Hello,
We are having a conversation about unrestricted pledge recording on the Development side. In my 20+ years in Development Operations at different non-profit organizations, this was never an issue. Now I find it is an issue in the performing arts sector. I can't quite put my finger on why one would record what are essentially pledge payments literally across fiscal years rather than using the pledge payment functionality built into the database to record and report cash flow. What is the benefit to your development dept. to spread out the pledge over future FYs rather than using the payment schedule?
I am assuming that memberships may need to be set-up manually to accommodate using the pledge payment functionality. Also assuming that your finance dept. is recording the entirely of the pledge as a receivable according to FASB guidelines.
I am interested to hear from other orchestras about specifically what method/process you use to record unrestricted pledges and pledge payments. Please feel free to contact me directly at alawson@laphil.org, if you prefer.
Thank you!
Anita
Anita Lawson
Director of Development Operations
Los Angeles Philharmonic Association
151 S. Grand Ave.
Los Angeles, CA 90012
Tel: 213-972-0731
Internal: x7731
The basic logic most organizations use within Tessitura is to put the pledges into the FY Campaign that the restriction is expected to be lifted. The Funds track both the restriction and unrestricted and are reused every year. This prevents changing the contribution (as Development is used to seeing it) when Finance needs to release it from restriction. (See slides on pages 4-5 from the “Basic Development – Structural Concepts” pdf from TLCC2015.)
If you really are getting a fully unrestricted pledge that happens to have multi-year payments, then yes, your instinct of just using the pledge payment schedule feature is correct. In my world, that’s a small fraction of our open pledges.
Most of our pledges that have multi-year payments are also restricted to supporting the operations (or a program) within the fiscal year of the payment scheduled. So, if you are getting a pledge with time restrictions of three years you’d enter three lines of contributions all within the same fund but different campaigns. Our business practices are that all three contribution dates are the same, and all will be posted with the same date, so that both Finance and Development can clearly see what was newly raised unrestricted and restricted funding. The Fund Activity Report is brilliant at reporting how Development likes to see things (by Fund) as well as how Finance needs it (by Campaign and then Fund). Also, if your organization is using Tessitura as a sub-ledger, to do the 990, or any grant reporting, you may want to discuss further with them before changing how pledges are booked.
Sarah
Hi Anita!
This is a great question and we see this come up quite a bit in the community. There was even a session at this year’s Tessitura Learning and Community Conference called Pledge Tracking, Collections, and Reporting – the discussion notes will be posted in the Conference Archives later this month for all to review.

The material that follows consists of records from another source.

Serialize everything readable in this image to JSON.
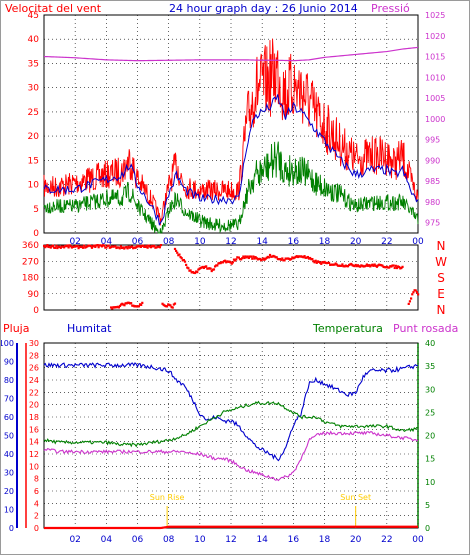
{
  "chart_data": [
    {
      "id": "wind",
      "type": "line",
      "title": "24 hour graph day : 26 Junio 2014",
      "left_label": "Velocitat del vent",
      "right_label": "Pressió",
      "x_ticks": [
        "02",
        "04",
        "06",
        "08",
        "10",
        "12",
        "14",
        "16",
        "18",
        "20",
        "22",
        "00"
      ],
      "y_left": {
        "range": [
          0,
          45
        ],
        "ticks": [
          0,
          5,
          10,
          15,
          20,
          25,
          30,
          35,
          40,
          45
        ]
      },
      "y_right": {
        "range": [
          972.5,
          1025
        ],
        "ticks": [
          975,
          980,
          985,
          990,
          995,
          1000,
          1005,
          1010,
          1015,
          1020,
          1025
        ]
      },
      "colors": {
        "gust": "#ff0000",
        "avg": "#008000",
        "avg_line": "#0000cc",
        "pressure": "#cc33cc"
      },
      "series": [
        {
          "key": "gust",
          "axis": "left",
          "x": [
            0,
            1,
            2,
            3,
            4,
            5,
            5.5,
            6,
            7,
            7.5,
            8,
            8.5,
            9,
            10,
            11,
            12,
            12.5,
            13,
            13.5,
            14,
            14.5,
            15,
            15.5,
            16,
            16.5,
            17,
            17.5,
            18,
            19,
            20,
            21,
            22,
            22.5,
            23,
            23.5,
            24
          ],
          "values": [
            12,
            12,
            13,
            14,
            15,
            16,
            19,
            14,
            8,
            4,
            12,
            18,
            12,
            11,
            11,
            11,
            11,
            28,
            37,
            38,
            40,
            42,
            36,
            38,
            37,
            34,
            30,
            28,
            23,
            19,
            20,
            20,
            18,
            20,
            14,
            9
          ]
        },
        {
          "key": "avg",
          "axis": "left",
          "x": [
            0,
            1,
            2,
            3,
            4,
            5,
            5.5,
            6,
            7,
            7.5,
            8,
            8.5,
            9,
            10,
            11,
            12,
            12.5,
            13,
            13.5,
            14,
            14.5,
            15,
            15.5,
            16,
            16.5,
            17,
            17.5,
            18,
            19,
            20,
            21,
            22,
            22.5,
            23,
            23.5,
            24
          ],
          "values": [
            7,
            7,
            7,
            8,
            9,
            9,
            11,
            7,
            3,
            1,
            6,
            9,
            6,
            4,
            3,
            3,
            3,
            10,
            15,
            16,
            18,
            20,
            16,
            17,
            16,
            15,
            13,
            12,
            10,
            7,
            8,
            8,
            8,
            8,
            6,
            4
          ]
        },
        {
          "key": "avg_line",
          "axis": "left",
          "x": [
            0,
            1,
            2,
            3,
            4,
            5,
            5.5,
            6,
            7,
            7.5,
            8,
            8.5,
            9,
            10,
            11,
            12,
            12.5,
            13,
            13.5,
            14,
            14.5,
            15,
            15.5,
            16,
            16.5,
            17,
            17.5,
            18,
            19,
            20,
            21,
            22,
            22.5,
            23,
            23.5,
            24
          ],
          "values": [
            9,
            9,
            9,
            10,
            11,
            12,
            14,
            10,
            5,
            2,
            8,
            12,
            9,
            7,
            7,
            7,
            7,
            18,
            24,
            25,
            26,
            28,
            24,
            26,
            25,
            23,
            21,
            19,
            15,
            12,
            13,
            13,
            12,
            13,
            9,
            6
          ]
        },
        {
          "key": "pressure",
          "axis": "right",
          "x": [
            0,
            2,
            4,
            6,
            8,
            10,
            12,
            13,
            14,
            15,
            16,
            17,
            18,
            20,
            22,
            23,
            24
          ],
          "values": [
            1015,
            1014.7,
            1014.2,
            1014,
            1014.1,
            1014.2,
            1014.2,
            1014.2,
            1014.1,
            1014.1,
            1014,
            1014.2,
            1014.8,
            1015.5,
            1016.2,
            1016.8,
            1017.2
          ]
        }
      ]
    },
    {
      "id": "direction",
      "type": "scatter",
      "y_range": [
        0,
        360
      ],
      "y_ticks": [
        0,
        90,
        180,
        270,
        360
      ],
      "right_labels": [
        "N",
        "W",
        "S",
        "E",
        "N"
      ],
      "color": "#ff0000",
      "segments": [
        {
          "x": [
            0,
            0.5,
            1,
            1.5,
            2,
            2.5,
            3,
            3.5,
            4,
            4.5,
            5,
            5.5,
            6,
            6.5,
            7,
            7.5
          ],
          "values": [
            355,
            352,
            350,
            353,
            348,
            352,
            350,
            355,
            352,
            350,
            346,
            348,
            350,
            352,
            350,
            356
          ]
        },
        {
          "x": [
            4.3,
            4.6,
            5,
            5.4,
            5.7,
            6,
            6.3
          ],
          "values": [
            18,
            10,
            28,
            42,
            30,
            20,
            36
          ]
        },
        {
          "x": [
            7.6,
            7.8,
            8,
            8.2,
            8.4
          ],
          "values": [
            38,
            20,
            28,
            16,
            32
          ]
        },
        {
          "x": [
            8.4,
            8.6,
            9,
            9.3,
            9.6,
            10,
            10.4,
            10.8,
            11.2,
            11.6,
            12,
            12.4
          ],
          "values": [
            340,
            310,
            270,
            220,
            200,
            230,
            240,
            220,
            255,
            270,
            260,
            290
          ]
        },
        {
          "x": [
            12.5,
            13,
            13.5,
            14,
            14.5,
            15,
            15.5,
            16,
            16.5,
            17,
            17.5,
            18,
            18.5,
            19,
            19.5,
            20,
            20.5,
            21,
            21.5,
            22,
            22.5,
            23
          ],
          "values": [
            285,
            295,
            290,
            280,
            300,
            285,
            280,
            290,
            300,
            285,
            265,
            260,
            255,
            250,
            248,
            250,
            245,
            248,
            245,
            242,
            240,
            235
          ]
        },
        {
          "x": [
            23.4,
            23.6,
            23.8,
            24
          ],
          "values": [
            40,
            80,
            120,
            90
          ]
        }
      ]
    },
    {
      "id": "humidity_temp",
      "type": "line",
      "labels": {
        "rain": "Pluja",
        "humidity": "Humitat",
        "temperature": "Temperatura",
        "dewpoint": "Punt rosada"
      },
      "rain_axis": {
        "range": [
          0,
          30
        ],
        "ticks": [
          0,
          2,
          4,
          6,
          8,
          10,
          12,
          14,
          16,
          18,
          20,
          22,
          24,
          26,
          28,
          30
        ]
      },
      "humidity_axis": {
        "range": [
          0,
          100
        ],
        "ticks": [
          0,
          10,
          20,
          30,
          40,
          50,
          60,
          70,
          80,
          90,
          100
        ]
      },
      "temp_axis": {
        "range": [
          0,
          40
        ],
        "ticks": [
          0,
          5,
          10,
          15,
          20,
          25,
          30,
          35,
          40
        ]
      },
      "colors": {
        "rain": "#ff0000",
        "humidity": "#0000cc",
        "temperature": "#008000",
        "dewpoint": "#cc33cc",
        "sun": "#ffcc00"
      },
      "annotations": [
        {
          "label": "Sun Rise",
          "x": 7.9
        },
        {
          "label": "Sun Set",
          "x": 20
        }
      ],
      "series": [
        {
          "key": "humidity",
          "axis": "humidity",
          "x": [
            0,
            1,
            2,
            3,
            4,
            5,
            6,
            7,
            7.5,
            8,
            8.5,
            9,
            9.5,
            10,
            10.5,
            11,
            11.5,
            12,
            12.5,
            13,
            13.5,
            14,
            14.5,
            15,
            15.5,
            16,
            16.5,
            17,
            17.5,
            18,
            18.5,
            19,
            19.5,
            20,
            20.5,
            21,
            22,
            23,
            24
          ],
          "values": [
            88,
            88,
            88,
            88,
            88,
            88,
            88,
            87,
            86,
            85,
            80,
            77,
            70,
            62,
            58,
            60,
            58,
            58,
            55,
            50,
            45,
            42,
            40,
            37,
            43,
            56,
            62,
            78,
            80,
            78,
            76,
            74,
            72,
            73,
            82,
            85,
            85,
            86,
            88
          ]
        },
        {
          "key": "temperature",
          "axis": "temp",
          "x": [
            0,
            1,
            2,
            3,
            4,
            5,
            6,
            7,
            8,
            8.5,
            9,
            9.5,
            10,
            10.5,
            11,
            11.5,
            12,
            12.5,
            13,
            13.5,
            14,
            14.5,
            15,
            15.5,
            16,
            16.5,
            17,
            17.5,
            18,
            19,
            20,
            21,
            22,
            23,
            24
          ],
          "values": [
            19,
            18.5,
            18.5,
            18.5,
            18.5,
            18,
            18,
            18.5,
            19,
            19.5,
            20,
            21,
            22,
            23,
            24,
            25,
            25.5,
            26,
            26.5,
            27,
            27,
            27,
            27,
            26,
            25,
            24,
            24,
            24,
            23,
            22,
            22,
            22,
            22,
            21,
            21.5
          ]
        },
        {
          "key": "dewpoint",
          "axis": "temp",
          "x": [
            0,
            1,
            2,
            3,
            4,
            5,
            6,
            7,
            8,
            8.5,
            9,
            9.5,
            10,
            10.5,
            11,
            11.5,
            12,
            12.5,
            13,
            13.5,
            14,
            14.5,
            15,
            15.5,
            16,
            16.5,
            17,
            17.5,
            18,
            19,
            20,
            21,
            22,
            23,
            24
          ],
          "values": [
            17,
            16.5,
            16.5,
            16.5,
            16.5,
            16.5,
            16.5,
            16.5,
            16.5,
            16.5,
            16.5,
            16,
            16,
            15.5,
            15,
            15,
            14.5,
            13.5,
            12.5,
            12,
            11.5,
            11,
            10.5,
            11,
            12,
            15,
            19,
            20,
            20.5,
            20.5,
            20.5,
            20.5,
            20,
            19.5,
            19
          ]
        },
        {
          "key": "rain",
          "axis": "rain",
          "x": [
            0,
            7.5,
            8,
            24
          ],
          "values": [
            0,
            0,
            0.2,
            0.2
          ]
        }
      ]
    }
  ]
}
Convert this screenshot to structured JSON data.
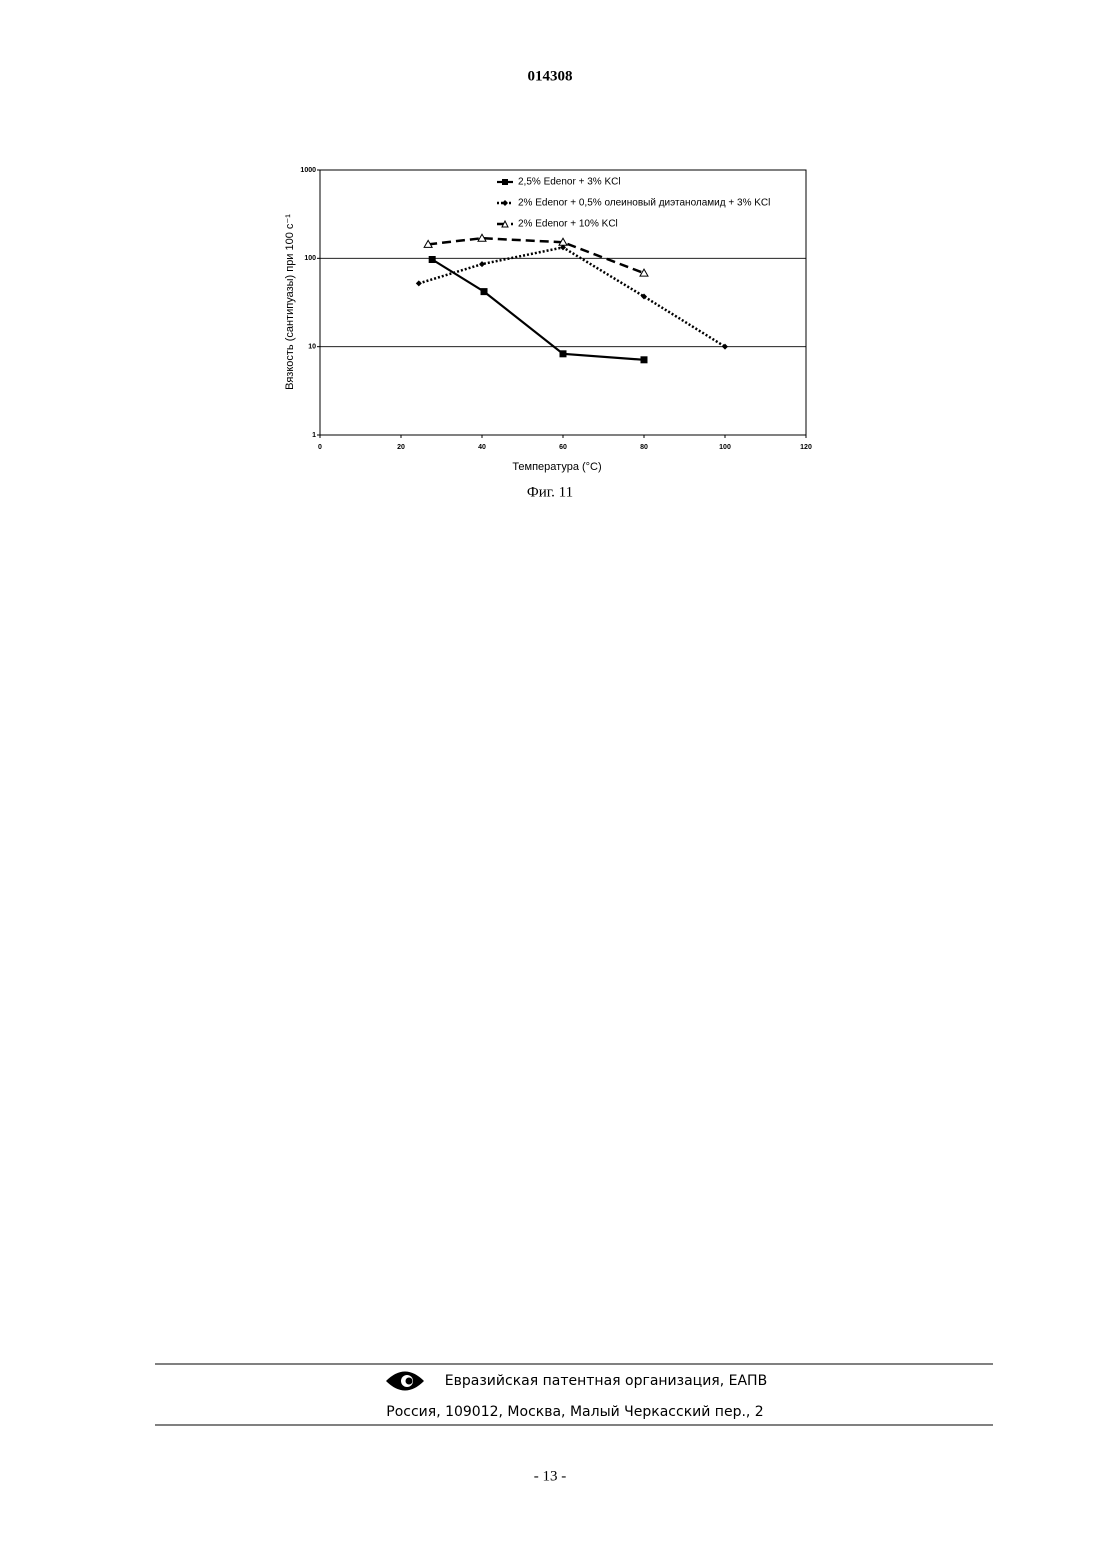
{
  "header": {
    "number": "014308"
  },
  "chart_data": {
    "type": "line",
    "x_label": "Температура (°C)",
    "y_label": "Вязкость (сантипуазы) при 100 с⁻¹",
    "xlim": [
      0,
      120
    ],
    "xticks": [
      0,
      20,
      40,
      60,
      80,
      100,
      120
    ],
    "ylim": [
      1,
      1000
    ],
    "yticks": [
      1,
      10,
      100,
      1000
    ],
    "y_log": true,
    "grid": true,
    "series": [
      {
        "name": "2,5% Edenor + 3% KCl",
        "color": "#000000",
        "marker": "square",
        "dash": "solid",
        "x": [
          27.7,
          40.5,
          60,
          80
        ],
        "values": [
          97,
          42,
          8.3,
          7.1
        ]
      },
      {
        "name": "2% Edenor + 0,5% олеиновый диэтаноламид + 3% KCl",
        "color": "#000000",
        "marker": "diamond",
        "dash": "dotted",
        "x": [
          24.4,
          40,
          60,
          80,
          100
        ],
        "values": [
          52,
          86,
          133,
          37,
          10
        ]
      },
      {
        "name": "2% Edenor + 10% KCl",
        "color": "#000000",
        "marker": "triangle",
        "dash": "dashed",
        "x": [
          26.7,
          40,
          60,
          80
        ],
        "values": [
          144,
          169,
          152,
          68
        ]
      }
    ]
  },
  "caption": "Фиг. 11",
  "footer": {
    "line1": "Евразийская патентная организация, ЕАПВ",
    "line2": "Россия, 109012, Москва, Малый Черкасский пер., 2"
  },
  "page_number": "- 13 -"
}
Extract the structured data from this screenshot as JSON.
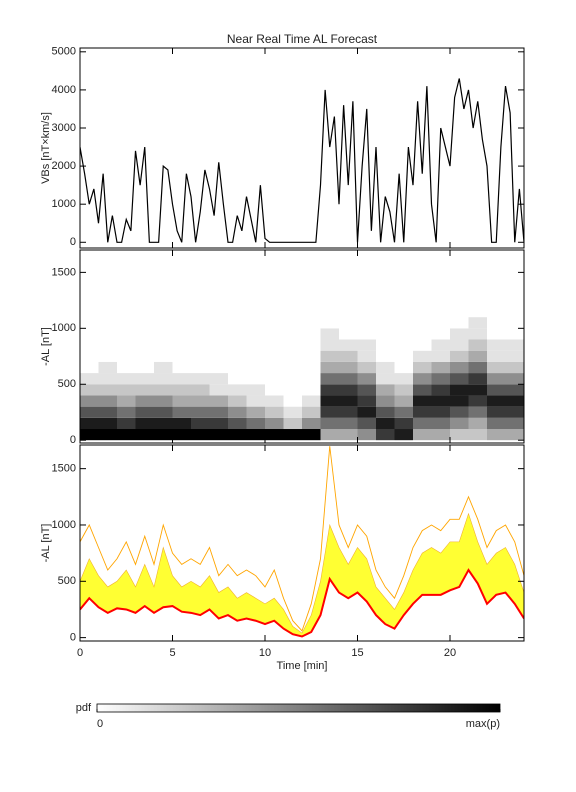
{
  "chart_data": [
    {
      "type": "line",
      "title": "Near Real Time AL Forecast",
      "ylabel": "VBs [nT×km/s]",
      "xlim": [
        0,
        24
      ],
      "xticks": [
        0,
        5,
        10,
        15,
        20
      ],
      "xtick_labels": false,
      "ylim": [
        -150,
        5100
      ],
      "yticks": [
        0,
        1000,
        2000,
        3000,
        4000,
        5000
      ],
      "x": [
        0,
        0.25,
        0.5,
        0.75,
        1,
        1.25,
        1.5,
        1.75,
        2,
        2.25,
        2.5,
        2.75,
        3,
        3.25,
        3.5,
        3.75,
        4,
        4.25,
        4.5,
        4.75,
        5,
        5.25,
        5.5,
        5.75,
        6,
        6.25,
        6.5,
        6.75,
        7,
        7.25,
        7.5,
        7.75,
        8,
        8.25,
        8.5,
        8.75,
        9,
        9.25,
        9.5,
        9.75,
        10,
        10.25,
        10.5,
        10.75,
        11,
        11.25,
        11.5,
        11.75,
        12,
        12.25,
        12.5,
        12.75,
        13,
        13.25,
        13.5,
        13.75,
        14,
        14.25,
        14.5,
        14.75,
        15,
        15.25,
        15.5,
        15.75,
        16,
        16.25,
        16.5,
        16.75,
        17,
        17.25,
        17.5,
        17.75,
        18,
        18.25,
        18.5,
        18.75,
        19,
        19.25,
        19.5,
        19.75,
        20,
        20.25,
        20.5,
        20.75,
        21,
        21.25,
        21.5,
        21.75,
        22,
        22.25,
        22.5,
        22.75,
        23,
        23.25,
        23.5,
        23.75,
        24
      ],
      "series": [
        {
          "color": "#000000",
          "values": [
            2500,
            1800,
            1000,
            1400,
            500,
            1800,
            0,
            700,
            0,
            0,
            600,
            300,
            2400,
            1500,
            2500,
            0,
            0,
            0,
            2000,
            1900,
            1000,
            300,
            0,
            1800,
            1200,
            0,
            800,
            1900,
            1400,
            700,
            2100,
            1000,
            0,
            0,
            700,
            300,
            1200,
            600,
            0,
            1500,
            100,
            0,
            0,
            0,
            0,
            0,
            0,
            0,
            0,
            0,
            0,
            0,
            1500,
            4000,
            2500,
            3300,
            1000,
            3600,
            1500,
            3700,
            0,
            2000,
            3500,
            300,
            2500,
            0,
            1200,
            800,
            0,
            1800,
            0,
            2500,
            1500,
            3700,
            1800,
            4100,
            1000,
            0,
            3000,
            2500,
            2000,
            3800,
            4300,
            3500,
            4000,
            3000,
            3700,
            2700,
            2000,
            0,
            0,
            2500,
            4100,
            3400,
            0,
            1400,
            0
          ]
        }
      ]
    },
    {
      "type": "heatmap",
      "ylabel": "-AL [nT]",
      "xlim": [
        0,
        24
      ],
      "xticks": [
        0,
        5,
        10,
        15,
        20
      ],
      "xtick_labels": false,
      "ylim": [
        -25,
        1700
      ],
      "yticks": [
        0,
        500,
        1000,
        1500
      ],
      "xbins": [
        0,
        1,
        2,
        3,
        4,
        5,
        6,
        7,
        8,
        9,
        10,
        11,
        12,
        13,
        14,
        15,
        16,
        17,
        18,
        19,
        20,
        21,
        22,
        23,
        24
      ],
      "ybins": [
        0,
        100,
        200,
        300,
        400,
        500,
        600,
        700,
        800,
        900,
        1000,
        1100,
        1200
      ],
      "density": [
        [
          9,
          8,
          6,
          4,
          2,
          1,
          0,
          0,
          0,
          0,
          0,
          0
        ],
        [
          9,
          8,
          6,
          4,
          2,
          1,
          1,
          0,
          0,
          0,
          0,
          0
        ],
        [
          9,
          7,
          5,
          3,
          2,
          1,
          0,
          0,
          0,
          0,
          0,
          0
        ],
        [
          9,
          8,
          6,
          4,
          2,
          1,
          0,
          0,
          0,
          0,
          0,
          0
        ],
        [
          9,
          8,
          6,
          4,
          2,
          1,
          1,
          0,
          0,
          0,
          0,
          0
        ],
        [
          9,
          8,
          5,
          3,
          2,
          1,
          0,
          0,
          0,
          0,
          0,
          0
        ],
        [
          9,
          7,
          5,
          3,
          2,
          1,
          0,
          0,
          0,
          0,
          0,
          0
        ],
        [
          9,
          7,
          5,
          3,
          1,
          1,
          0,
          0,
          0,
          0,
          0,
          0
        ],
        [
          9,
          6,
          4,
          2,
          1,
          0,
          0,
          0,
          0,
          0,
          0,
          0
        ],
        [
          9,
          5,
          3,
          1,
          1,
          0,
          0,
          0,
          0,
          0,
          0,
          0
        ],
        [
          9,
          4,
          2,
          1,
          0,
          0,
          0,
          0,
          0,
          0,
          0,
          0
        ],
        [
          9,
          2,
          1,
          0,
          0,
          0,
          0,
          0,
          0,
          0,
          0,
          0
        ],
        [
          9,
          4,
          2,
          1,
          0,
          0,
          0,
          0,
          0,
          0,
          0,
          0
        ],
        [
          3,
          5,
          7,
          8,
          7,
          5,
          3,
          2,
          1,
          1,
          0,
          0
        ],
        [
          3,
          5,
          7,
          8,
          7,
          5,
          3,
          2,
          1,
          0,
          0,
          0
        ],
        [
          4,
          6,
          8,
          7,
          6,
          4,
          2,
          1,
          1,
          0,
          0,
          0
        ],
        [
          7,
          8,
          6,
          4,
          3,
          1,
          1,
          0,
          0,
          0,
          0,
          0
        ],
        [
          8,
          7,
          5,
          3,
          2,
          1,
          0,
          0,
          0,
          0,
          0,
          0
        ],
        [
          3,
          5,
          7,
          8,
          6,
          4,
          2,
          1,
          0,
          0,
          0,
          0
        ],
        [
          3,
          5,
          7,
          8,
          7,
          5,
          3,
          1,
          1,
          0,
          0,
          0
        ],
        [
          2,
          4,
          6,
          8,
          8,
          6,
          4,
          2,
          1,
          1,
          0,
          0
        ],
        [
          2,
          3,
          5,
          7,
          8,
          7,
          5,
          3,
          2,
          1,
          1,
          0
        ],
        [
          3,
          5,
          7,
          8,
          6,
          4,
          2,
          1,
          1,
          0,
          0,
          0
        ],
        [
          3,
          5,
          7,
          8,
          6,
          4,
          2,
          1,
          1,
          0,
          0,
          0
        ]
      ],
      "colorbar": {
        "label": "pdf",
        "lim": [
          0,
          9
        ],
        "ticks": [
          0,
          {
            "value": 9,
            "label": "max(p)"
          }
        ]
      }
    },
    {
      "type": "band",
      "ylabel": "-AL [nT]",
      "xlabel": "Time [min]",
      "xlim": [
        0,
        24
      ],
      "xticks": [
        0,
        5,
        10,
        15,
        20
      ],
      "xtick_labels": true,
      "ylim": [
        -30,
        1710
      ],
      "yticks": [
        0,
        500,
        1000,
        1500
      ],
      "x": [
        0,
        0.5,
        1,
        1.5,
        2,
        2.5,
        3,
        3.5,
        4,
        4.5,
        5,
        5.5,
        6,
        6.5,
        7,
        7.5,
        8,
        8.5,
        9,
        9.5,
        10,
        10.5,
        11,
        11.5,
        12,
        12.5,
        13,
        13.5,
        14,
        14.5,
        15,
        15.5,
        16,
        16.5,
        17,
        17.5,
        18,
        18.5,
        19,
        19.5,
        20,
        20.5,
        21,
        21.5,
        22,
        22.5,
        23,
        23.5,
        24
      ],
      "series": [
        {
          "color": "#ffa500",
          "values": [
            850,
            1000,
            800,
            600,
            700,
            850,
            650,
            900,
            650,
            1000,
            750,
            650,
            700,
            650,
            800,
            550,
            650,
            550,
            600,
            550,
            450,
            600,
            350,
            150,
            60,
            300,
            700,
            1700,
            1000,
            800,
            1000,
            900,
            600,
            450,
            350,
            550,
            800,
            950,
            1000,
            950,
            1050,
            1050,
            1250,
            1050,
            800,
            950,
            1000,
            850,
            550
          ]
        },
        {
          "color": "#ffff33",
          "fill_to_next": true,
          "values": [
            500,
            700,
            550,
            450,
            500,
            600,
            450,
            650,
            450,
            800,
            550,
            450,
            500,
            450,
            550,
            400,
            450,
            350,
            400,
            350,
            300,
            350,
            250,
            100,
            40,
            200,
            500,
            1000,
            800,
            650,
            800,
            700,
            450,
            350,
            250,
            400,
            600,
            750,
            800,
            750,
            850,
            850,
            1100,
            850,
            650,
            750,
            800,
            650,
            400
          ]
        },
        {
          "color": "#ff0000",
          "values": [
            250,
            350,
            270,
            220,
            260,
            250,
            220,
            280,
            220,
            270,
            280,
            230,
            220,
            200,
            250,
            170,
            200,
            150,
            170,
            150,
            120,
            150,
            80,
            30,
            10,
            50,
            200,
            520,
            400,
            350,
            400,
            320,
            200,
            120,
            80,
            200,
            300,
            380,
            380,
            380,
            420,
            450,
            600,
            480,
            300,
            380,
            400,
            300,
            170
          ]
        }
      ]
    }
  ]
}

But, let’s get to the matter!
There are two types of multi-year pledges that we see frequently. Let’s take the following example (please note, this is assuming accrual based accounting standards):
The donor makes a pledge of $5,000 and will pay it out in $1,000 installments over 5 years.
1) The $5,000 could be booked as income in the current fiscal year ($5,000 as income in 20X0) and the installments paid throughout the future fiscal years.
2) $1,000 could be booked as income in the current fiscal year and $1,000 booked in each of the following four fiscal years ($1,000 as income in 20X0 and $1,000 as temporarily restricted income in 20X1, 20X2, 20X3, 20X4, each), with installments paid throughout the fiscal years.
The decision on how to process this usually comes down to donor intent. If the donor states (whether directly or based on the phrasing of the fundraising ask) “I want $1,000 of my donation to go to this season and $1,000 to go to each season following through 20X4”, then the second processing option is often chosen because this represents a purpose and time restricted contribution. Reporting then shows the appropriate dollars for their restricted season and the future restricted dollars can be released as the fiscal years change. This might be slightly different from other non-profit sectors in that upcoming seasons may be considered projects and therefore gifts can be designated to them.
You ask about recording “unrestricted pledges”, specifically, and that might be the key in this discussion. If your organization does not interpret the above example as a restricted donation, then perhaps the first processing option is more accurate for your organization’s accounting purposes than the second.
These are very important discussions to have with your finance teams and I am glad to hear you are having them. I would also suggest you check with your auditor about their preference on how to process such pledges, as ultimately, their opinion will have some weight in the conversation.